Sospesi i cantieri più impattanti e potenziati i presidi di uomini e mezzi
Per accompagnare gli spostamenti estivi, Autostrade per l’Italia ha predisposto un piano straordinario per la gestione della viabilità che prevede, tra le principali misure, la sospensione dei cantieri maggiormente impattanti lungo le principali direttrici autostradali. Il piano punta a garantire la massima disponibilità delle corsie possibile nei periodi caratterizzati dai maggiori volumi di traffico.
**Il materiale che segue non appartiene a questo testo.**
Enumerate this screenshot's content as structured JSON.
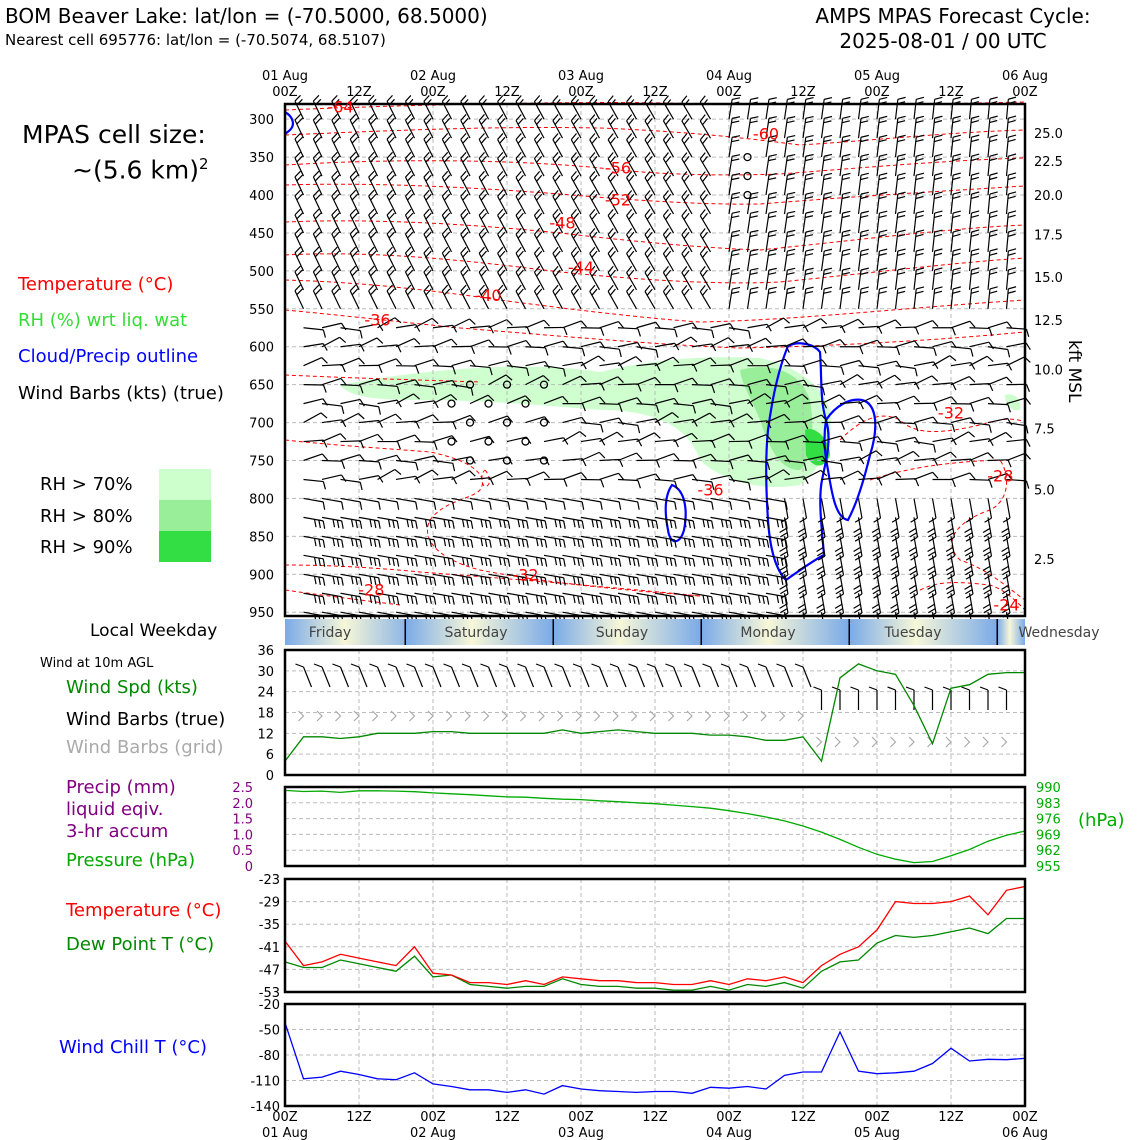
{
  "header": {
    "title_left": "BOM Beaver Lake: lat/lon = (-70.5000, 68.5000)",
    "subtitle_left": "Nearest cell 695776: lat/lon = (-70.5074, 68.5107)",
    "title_right_1": "AMPS MPAS Forecast Cycle:",
    "title_right_2": "2025-08-01 / 00 UTC"
  },
  "left_legend": {
    "cell_size_1": "MPAS cell size:",
    "cell_size_2": "~(5.6 km)",
    "cell_size_sup": "2",
    "temperature": "Temperature (°C)",
    "rh": "RH (%) wrt liq. wat",
    "cloud": "Cloud/Precip outline",
    "wind": "Wind Barbs (kts) (true)",
    "rh70": "RH > 70%",
    "rh80": "RH > 80%",
    "rh90": "RH > 90%",
    "local_weekday": "Local Weekday",
    "wind10": "Wind at 10m AGL",
    "wind_spd": "Wind Spd (kts)",
    "wind_barbs_true": "Wind Barbs (true)",
    "wind_barbs_grid": "Wind Barbs (grid)",
    "precip_1": "Precip (mm)",
    "precip_2": "liquid eqiv.",
    "precip_3": "3-hr accum",
    "pressure": "Pressure (hPa)",
    "temp2": "Temperature (°C)",
    "dewpoint": "Dew Point T (°C)",
    "windchill": "Wind Chill T (°C)",
    "hpa_unit": "(hPa)",
    "kft_label": "kft MSL"
  },
  "colors": {
    "temperature": "#ff0000",
    "rh_text": "#33dd33",
    "cloud": "#0000ff",
    "wind_spd": "#008800",
    "grid_barbs": "#aaaaaa",
    "precip": "#800080",
    "pressure": "#00aa00",
    "windchill": "#0000ff",
    "rh70": "#ccffcc",
    "rh80": "#99ee99",
    "rh90": "#33dd44"
  },
  "time_axis": {
    "top_dates": [
      "01 Aug",
      "",
      "02 Aug",
      "",
      "03 Aug",
      "",
      "04 Aug",
      "",
      "05 Aug",
      "",
      "06 Aug"
    ],
    "hours": [
      "00Z",
      "12Z",
      "00Z",
      "12Z",
      "00Z",
      "12Z",
      "00Z",
      "12Z",
      "00Z",
      "12Z",
      "00Z"
    ],
    "bottom_dates": [
      "01 Aug",
      "",
      "02 Aug",
      "",
      "03 Aug",
      "",
      "04 Aug",
      "",
      "05 Aug",
      "",
      "06 Aug"
    ]
  },
  "weekdays": [
    "Friday",
    "Saturday",
    "Sunday",
    "Monday",
    "Tuesday",
    "Wednesday"
  ],
  "chart_data": [
    {
      "type": "heatmap",
      "name": "time-height cross section",
      "y_pressure_ticks": [
        300,
        350,
        400,
        450,
        500,
        550,
        600,
        650,
        700,
        750,
        800,
        850,
        900,
        950
      ],
      "y_kft_ticks": [
        "25.0",
        "22.5",
        "20.0",
        "17.5",
        "15.0",
        "12.5",
        "10.0",
        "7.5",
        "5.0",
        "2.5"
      ],
      "y_kft_pressures": [
        318,
        355,
        400,
        452,
        508,
        565,
        630,
        708,
        788,
        880
      ],
      "ylim_hpa": [
        280,
        955
      ],
      "xlim_hours": [
        0,
        120
      ],
      "temperature_contour_labels": [
        {
          "label": "-64",
          "t": 9,
          "p": 283
        },
        {
          "label": "-60",
          "t": 78,
          "p": 319
        },
        {
          "label": "-56",
          "t": 54,
          "p": 364
        },
        {
          "label": "-52",
          "t": 54,
          "p": 406
        },
        {
          "label": "-48",
          "t": 45,
          "p": 436
        },
        {
          "label": "-44",
          "t": 48,
          "p": 495
        },
        {
          "label": "-40",
          "t": 33,
          "p": 532
        },
        {
          "label": "-36",
          "t": 15,
          "p": 564
        },
        {
          "label": "-36",
          "t": 69,
          "p": 788
        },
        {
          "label": "-32",
          "t": 108,
          "p": 687
        },
        {
          "label": "-28",
          "t": 116,
          "p": 770
        },
        {
          "label": "-32",
          "t": 39,
          "p": 900
        },
        {
          "label": "-28",
          "t": 14,
          "p": 920
        },
        {
          "label": "-24",
          "t": 117,
          "p": 940
        }
      ]
    },
    {
      "type": "line",
      "name": "wind speed",
      "unit": "kts",
      "ylim": [
        0,
        36
      ],
      "yticks": [
        0,
        6,
        12,
        18,
        24,
        30,
        36
      ],
      "x_hours": [
        0,
        3,
        6,
        9,
        12,
        15,
        18,
        21,
        24,
        27,
        30,
        33,
        36,
        39,
        42,
        45,
        48,
        51,
        54,
        57,
        60,
        63,
        66,
        69,
        72,
        75,
        78,
        81,
        84,
        87,
        90,
        93,
        96,
        99,
        102,
        105,
        108,
        111,
        114,
        117,
        120
      ],
      "values": [
        4,
        11,
        11,
        10.5,
        11,
        12,
        12,
        12,
        12.5,
        12.5,
        12,
        12,
        12,
        12,
        12,
        13,
        12,
        12.5,
        13,
        12.5,
        12,
        12,
        12,
        11.5,
        11.5,
        11,
        10,
        10,
        11,
        4,
        28,
        32,
        30,
        29,
        20,
        9,
        25,
        26,
        29,
        29.5,
        29.5
      ]
    },
    {
      "type": "line",
      "name": "pressure and precip",
      "precip_unit": "mm",
      "precip_ylim": [
        0,
        2.5
      ],
      "precip_yticks": [
        "0",
        "0.5",
        "1.0",
        "1.5",
        "2.0",
        "2.5"
      ],
      "pressure_unit": "hPa",
      "pressure_ylim": [
        955,
        990
      ],
      "pressure_yticks": [
        955,
        962,
        969,
        976,
        983,
        990
      ],
      "x_hours": [
        0,
        3,
        6,
        9,
        12,
        15,
        18,
        21,
        24,
        27,
        30,
        33,
        36,
        39,
        42,
        45,
        48,
        51,
        54,
        57,
        60,
        63,
        66,
        69,
        72,
        75,
        78,
        81,
        84,
        87,
        90,
        93,
        96,
        99,
        102,
        105,
        108,
        111,
        114,
        117,
        120
      ],
      "pressure": [
        988.5,
        988,
        988.2,
        987.6,
        988.3,
        988.3,
        988.2,
        987.9,
        987.4,
        987,
        986.6,
        986.1,
        985.6,
        985.5,
        985,
        984.6,
        984.4,
        983.9,
        983.5,
        983,
        982.6,
        982,
        981.3,
        980.6,
        979.5,
        978.2,
        976.7,
        975,
        972.7,
        970,
        966.8,
        963.3,
        960.2,
        958,
        956.5,
        957,
        959.5,
        962.3,
        966,
        968.6,
        970.5
      ],
      "precip": []
    },
    {
      "type": "line",
      "name": "temperature and dew point",
      "unit": "°C",
      "ylim": [
        -53,
        -23
      ],
      "yticks": [
        -53,
        -47,
        -41,
        -35,
        -29,
        -23
      ],
      "x_hours": [
        0,
        3,
        6,
        9,
        12,
        15,
        18,
        21,
        24,
        27,
        30,
        33,
        36,
        39,
        42,
        45,
        48,
        51,
        54,
        57,
        60,
        63,
        66,
        69,
        72,
        75,
        78,
        81,
        84,
        87,
        90,
        93,
        96,
        99,
        102,
        105,
        108,
        111,
        114,
        117,
        120
      ],
      "temperature": [
        -39.5,
        -46,
        -45,
        -43,
        -44,
        -45,
        -46,
        -41,
        -48,
        -48.5,
        -50.5,
        -50.5,
        -51,
        -50,
        -51,
        -49,
        -49.5,
        -50,
        -50,
        -50.5,
        -50.5,
        -51,
        -51,
        -50,
        -51,
        -49.5,
        -50,
        -49,
        -50.5,
        -46,
        -43,
        -41,
        -36.5,
        -29,
        -29.5,
        -29.5,
        -29,
        -27.5,
        -32.5,
        -26,
        -25
      ],
      "dewpoint": [
        -45,
        -46.5,
        -46.5,
        -44.5,
        -45.5,
        -46.5,
        -47.5,
        -43.5,
        -49,
        -48.5,
        -51,
        -51.5,
        -52,
        -51.5,
        -51.5,
        -49.5,
        -51,
        -51.5,
        -51.5,
        -52,
        -52,
        -52.5,
        -52.5,
        -51.5,
        -52.5,
        -51,
        -51.5,
        -50.5,
        -52,
        -47.5,
        -45,
        -44.5,
        -40,
        -38,
        -38.5,
        -38,
        -37,
        -36,
        -37.5,
        -33.5,
        -33.5
      ]
    },
    {
      "type": "line",
      "name": "wind chill",
      "unit": "°C",
      "ylim": [
        -140,
        -20
      ],
      "yticks": [
        -140,
        -110,
        -80,
        -50,
        -20
      ],
      "x_hours": [
        0,
        3,
        6,
        9,
        12,
        15,
        18,
        21,
        24,
        27,
        30,
        33,
        36,
        39,
        42,
        45,
        48,
        51,
        54,
        57,
        60,
        63,
        66,
        69,
        72,
        75,
        78,
        81,
        84,
        87,
        90,
        93,
        96,
        99,
        102,
        105,
        108,
        111,
        114,
        117,
        120
      ],
      "values": [
        -42,
        -108,
        -106,
        -99,
        -103,
        -108,
        -109,
        -101,
        -114,
        -117,
        -121,
        -121,
        -124,
        -121,
        -126,
        -116,
        -120,
        -122,
        -123,
        -124,
        -123,
        -123,
        -125,
        -118,
        -119,
        -117,
        -120,
        -104,
        -100,
        -100,
        -53,
        -99,
        -102,
        -101,
        -99,
        -90,
        -72,
        -87,
        -85,
        -85.5,
        -84
      ]
    }
  ]
}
Le attività riprenderanno progressivamente entro la prima metà di settembre, una volta esauriti anche i flussi legati al controesodo. A supporto della viabilità sono stati inoltre potenziati i presidi di uomini e mezzi nei punti strategici della rete, pronti a intervenire in caso di necessità e a fornire assistenza agli utenti, e il rafforzamento dei servizi di pronto intervento e dei presidi meccanici e sanitari lungo le tratte gestite da Aspi.